Iain Farrington

Pianist, organist, composer, arranger

Franz Liszt - Mephisto Waltz No. 1

 for Clarinet, Violin, Cello and Piano


Franz Liszt (1811-1886) composed his first Mephisto Waltz in 1859-1862, subsequently composing another three Waltzes in the 1880s. The first Waltz exists in three versions by Liszt: as an orchestral tone poem, in a piano duet reduction of the orchestral score, and as a free virtuosic piano showpiece. The orchestral work is the second of Liszt’s ‘Two Episodes from Lenau’s Faust’ and is subtitled Der Tanz in der Dorfschenke (Dance in a village inn). Liszt was inspired by Nikolaus Lenau’s dramatic poem Faust, in particular a scene depicting Mephistopheles (the Devil) and Faust at a village dance. The Waltz translates this scene into a brilliant musical work.
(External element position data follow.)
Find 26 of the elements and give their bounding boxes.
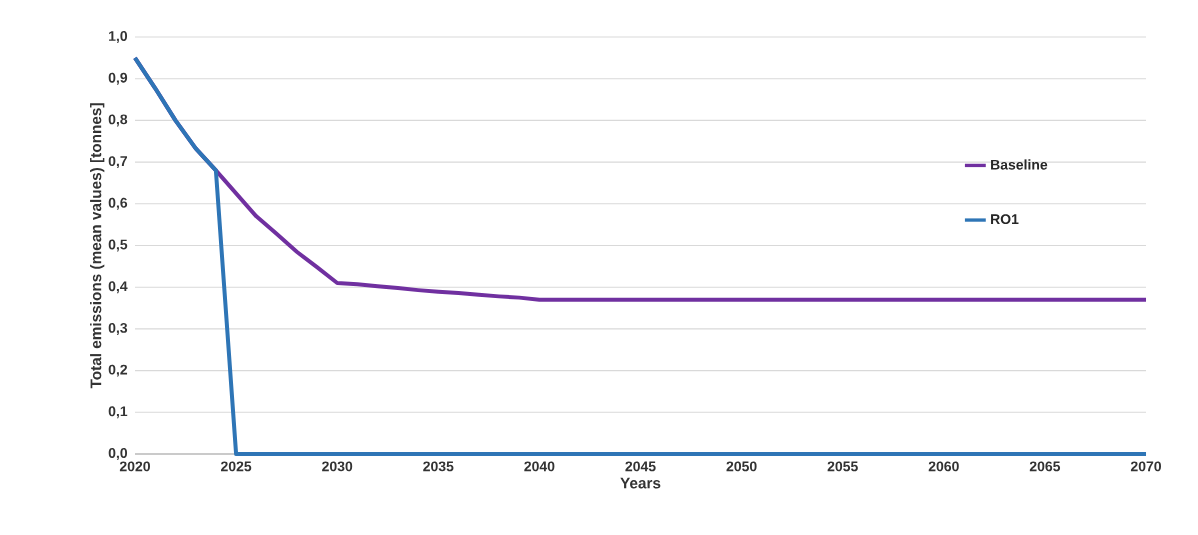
x-tick-label: 2025 <box>221 461 252 472</box>
y-tick-label: 0,7 <box>108 156 128 169</box>
y-tick-label: 0,2 <box>108 364 128 377</box>
y-tick-label: 0,6 <box>108 197 128 210</box>
x-tick-label: 2045 <box>625 461 656 472</box>
x-tick-label: 2055 <box>827 461 858 472</box>
x-tick-label: 2070 <box>1130 461 1162 472</box>
x-tick-label: 2040 <box>524 461 555 472</box>
x-tick-label: 2060 <box>928 461 959 472</box>
legend-label: Baseline <box>991 159 1048 170</box>
y-axis-title: Total emissions (mean values) [tonnes] <box>90 103 105 389</box>
y-tick-label: 0,3 <box>108 322 128 335</box>
y-tick-label: 0,4 <box>108 281 128 294</box>
x-tick-label: 2050 <box>726 461 757 472</box>
x-tick-label: 2065 <box>1029 461 1061 472</box>
y-tick-label: 0,8 <box>108 114 128 127</box>
x-tick-label: 2035 <box>423 461 454 472</box>
y-tick-label: 1,0 <box>109 31 128 43</box>
x-tick-label: 2020 <box>119 461 150 472</box>
y-tick-label: 0,5 <box>108 239 128 252</box>
legend-label: RO1 <box>991 214 1019 225</box>
x-axis-title: Years <box>620 477 661 489</box>
x-tick-label: 2030 <box>322 461 353 472</box>
y-tick-label: 0,0 <box>108 448 128 460</box>
y-tick-label: 0,9 <box>108 72 128 85</box>
y-tick-label: 0,1 <box>108 406 128 419</box>
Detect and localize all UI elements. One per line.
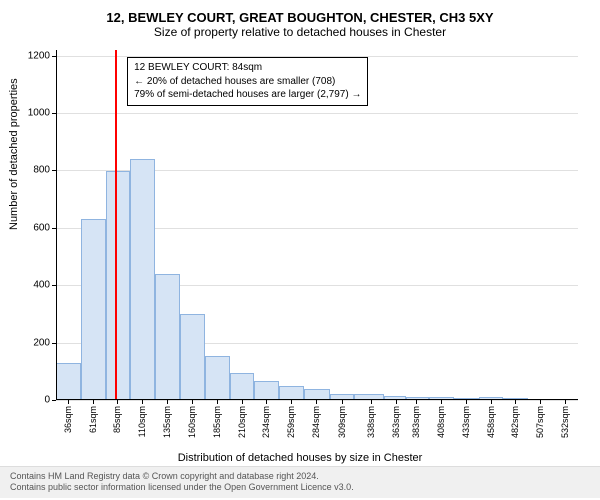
x-tick-mark [142,400,143,404]
x-tick-label: 135sqm [162,406,172,438]
x-tick-label: 408sqm [436,406,446,438]
x-tick-mark [217,400,218,404]
x-tick-label: 36sqm [63,406,73,433]
x-axis-label: Distribution of detached houses by size … [0,452,600,464]
x-tick-label: 507sqm [535,406,545,438]
x-tick-label: 284sqm [311,406,321,438]
callout-line-3: 79% of semi-detached houses are larger (… [134,88,361,102]
x-tick-label: 259sqm [286,406,296,438]
y-tick-label: 0 [44,395,50,406]
x-tick-label: 85sqm [112,406,122,433]
x-tick-mark [242,400,243,404]
histogram-bar [279,386,304,400]
y-tick-label: 400 [33,280,50,291]
plot-area: 02004006008001000120036sqm61sqm85sqm110s… [56,50,578,400]
x-tick-label: 532sqm [560,406,570,438]
y-tick-label: 1200 [28,50,50,61]
x-tick-label: 383sqm [411,406,421,438]
x-tick-mark [396,400,397,404]
x-tick-label: 185sqm [212,406,222,438]
x-tick-mark [491,400,492,404]
y-axis-line [56,50,57,400]
x-tick-mark [117,400,118,404]
y-tick-label: 1000 [28,108,50,119]
y-tick-label: 600 [33,222,50,233]
x-tick-mark [93,400,94,404]
histogram-bar [56,363,81,400]
y-tick-mark [52,400,56,401]
callout-line-1: 12 BEWLEY COURT: 84sqm [134,61,361,75]
x-tick-mark [565,400,566,404]
chart-container: 12, BEWLEY COURT, GREAT BOUGHTON, CHESTE… [0,0,600,500]
histogram-bar [180,314,205,400]
copyright-line-2: Contains public sector information licen… [10,482,590,494]
x-tick-label: 61sqm [88,406,98,433]
callout-box: 12 BEWLEY COURT: 84sqm← 20% of detached … [127,57,368,106]
x-tick-label: 433sqm [461,406,471,438]
x-tick-label: 110sqm [137,406,147,437]
callout-line-2: ← 20% of detached houses are smaller (70… [134,75,361,89]
x-tick-label: 482sqm [510,406,520,438]
histogram-bar [155,274,180,400]
y-tick-label: 200 [33,337,50,348]
x-tick-mark [167,400,168,404]
x-tick-label: 309sqm [337,406,347,438]
property-marker-line [115,50,117,400]
x-tick-mark [266,400,267,404]
y-axis-label: Number of detached properties [8,78,20,230]
copyright-box: Contains HM Land Registry data © Crown c… [0,466,600,498]
x-tick-label: 210sqm [237,406,247,438]
x-tick-mark [192,400,193,404]
x-tick-mark [416,400,417,404]
y-tick-label: 800 [33,165,50,176]
histogram-bar [106,171,130,401]
x-tick-mark [291,400,292,404]
x-tick-label: 160sqm [187,406,197,438]
gridline [56,113,578,114]
copyright-line-1: Contains HM Land Registry data © Crown c… [10,471,590,483]
x-tick-mark [342,400,343,404]
chart-title-sub: Size of property relative to detached ho… [0,25,600,43]
x-tick-mark [441,400,442,404]
x-tick-label: 458sqm [486,406,496,438]
chart-title-main: 12, BEWLEY COURT, GREAT BOUGHTON, CHESTE… [0,0,600,25]
histogram-bar [81,219,106,400]
x-tick-mark [466,400,467,404]
x-tick-label: 234sqm [261,406,271,438]
x-tick-label: 363sqm [391,406,401,438]
x-tick-mark [68,400,69,404]
histogram-bar [254,381,279,401]
histogram-bar [230,373,254,400]
x-tick-mark [371,400,372,404]
histogram-bar [205,356,230,400]
x-tick-mark [540,400,541,404]
x-tick-mark [515,400,516,404]
histogram-bar [130,159,155,400]
x-tick-label: 338sqm [366,406,376,438]
x-tick-mark [316,400,317,404]
x-axis-line [56,399,578,400]
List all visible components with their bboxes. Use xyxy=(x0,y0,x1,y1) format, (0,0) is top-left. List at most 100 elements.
At the opening, Mephistopheles takes a violin and forcefully carries out devilish tuning, full of wild open fifths. He then embarks on an impetuous dance tune with energy and abandon. This subsides into sensitive and erotic music, while Faust seduces a local village beauty. The dance gradually picks up, building to a demonic and frenzied climax until all energy is spent. Distant birdsong is heard as Faust and his lover depart into the woods to continue their amorous pursuits. This arrangement combines the solo piano version with the orchestral work, using the virtuoso piano coda to finish, rather than the optional quiet conclusion to the orchestral work.